Artigos e Opinião

OPINIÃO

Hermano de Melo: "A morte do indígena guarani-kaiowá Semião Vilhalva"

Hermano é jornalista e escritor

Redação

13/09/2015 - 00h00
Continue lendo...

Reportagem de página inteira assinada por Celso Bejarano e publicada em 9/9 último no jornal Correio do Estado revela de forma inequívoca o que aconteceu em 29 de agosto passado, quando um grupo de 100 ruralistas montados em modernas caminhonetes adentrou as fazendas Barra e Fronteira, no município de Antônio João, MS, a fim de retomar área que segundo eles havia sido invadida por indígenas. Tudo seria considerado “normal” se incidente grave não tivesse acontecido: o índio Guarani-Kaiowá Semião Fernandes Vilhalva, 24 anos, foi morto por tiro disparado à longa distância com arma de calibre 22 e de autoria ainda desconhecida.  

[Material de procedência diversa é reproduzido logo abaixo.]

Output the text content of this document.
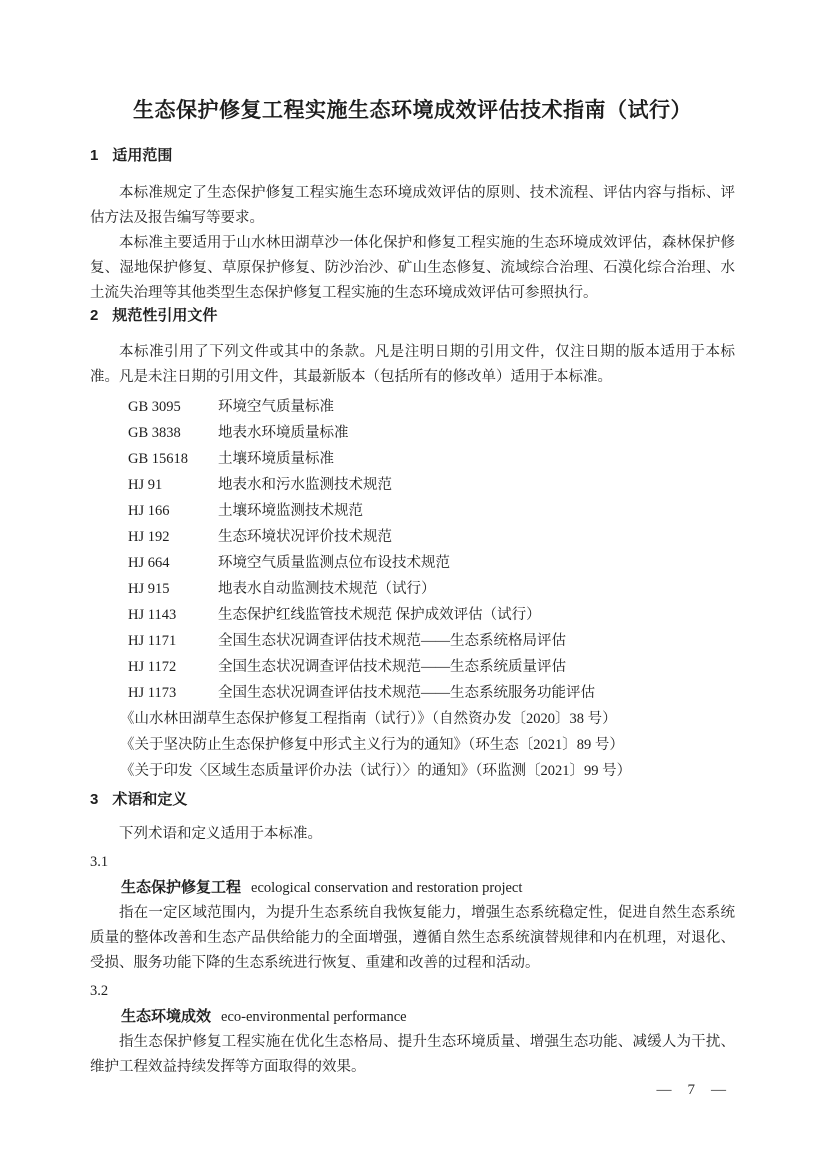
生态保护修复工程实施生态环境成效评估技术指南（试行）
1 适用范围

本标准规定了生态保护修复工程实施生态环境成效评估的原则、技术流程、评估内容与指标、评估方法及报告编写等要求。

本标准主要适用于山水林田湖草沙一体化保护和修复工程实施的生态环境成效评估，森林保护修复、湿地保护修复、草原保护修复、防沙治沙、矿山生态修复、流域综合治理、石漠化综合治理、水土流失治理等其他类型生态保护修复工程实施的生态环境成效评估可参照执行。

2 规范性引用文件

本标准引用了下列文件或其中的条款。凡是注明日期的引用文件，仅注日期的版本适用于本标准。凡是未注日期的引用文件，其最新版本（包括所有的修改单）适用于本标准。

GB 3095	环境空气质量标准
GB 3838	地表水环境质量标准
GB 15618 土壤环境质量标准
HJ 91	地表水和污水监测技术规范
HJ 166	土壤环境监测技术规范
HJ 192	生态环境状况评价技术规范
HJ 664	环境空气质量监测点位布设技术规范
HJ 915	地表水自动监测技术规范（试行）
HJ 1143	生态保护红线监管技术规范 保护成效评估（试行）
HJ 1171	全国生态状况调查评估技术规范——生态系统格局评估
HJ 1172	全国生态状况调查评估技术规范——生态系统质量评估
HJ 1173	全国生态状况调查评估技术规范——生态系统服务功能评估
《山水林田湖草生态保护修复工程指南（试行）》（自然资办发〔2020〕38 号）
《关于坚决防止生态保护修复中形式主义行为的通知》（环生态〔2021〕89 号）
《关于印发〈区域生态质量评价办法（试行）〉的通知》（环监测〔2021〕99 号）
3 术语和定义

下列术语和定义适用于本标准。

3.1
生态保护修复工程 ecological conservation and restoration project

指在一定区域范围内，为提升生态系统自我恢复能力，增强生态系统稳定性，促进自然生态系统质量的整体改善和生态产品供给能力的全面增强，遵循自然生态系统演替规律和内在机理，对退化、受损、服务功能下降的生态系统进行恢复、重建和改善的过程和活动。

3.2
生态环境成效 eco-environmental performance

指生态保护修复工程实施在优化生态格局、提升生态环境质量、增强生态功能、减缓人为干扰、维护工程效益持续发挥等方面取得的效果。

— 7 —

A versão dos fazendeiros que entraram na área foi de que ao chegarem lá o índio já estava morto e seu corpo – caído na estrada que conduz à fazenda Fronteira – estava em estágio de rigidez cadavérica, ou seja, teria morrido bem antes. Mas conforme um policial federal a ideia de que o corpo já demonstrava rigidez cadavérica não procede. “Pedi mais exames e também aguardo a perícia feita no local do crime. Oficialmente, o que a autopsia diz é que o índio teria morrido entre 7h e 15h do dia 29”, reforçou o delegado. O fato é que nesta região índios e fazendeiros disputam pelo domínio de terras desde 2005, ano em que o ex-presidente Lula decretara 9,3 mil hectares como Terra Indígena (TI). 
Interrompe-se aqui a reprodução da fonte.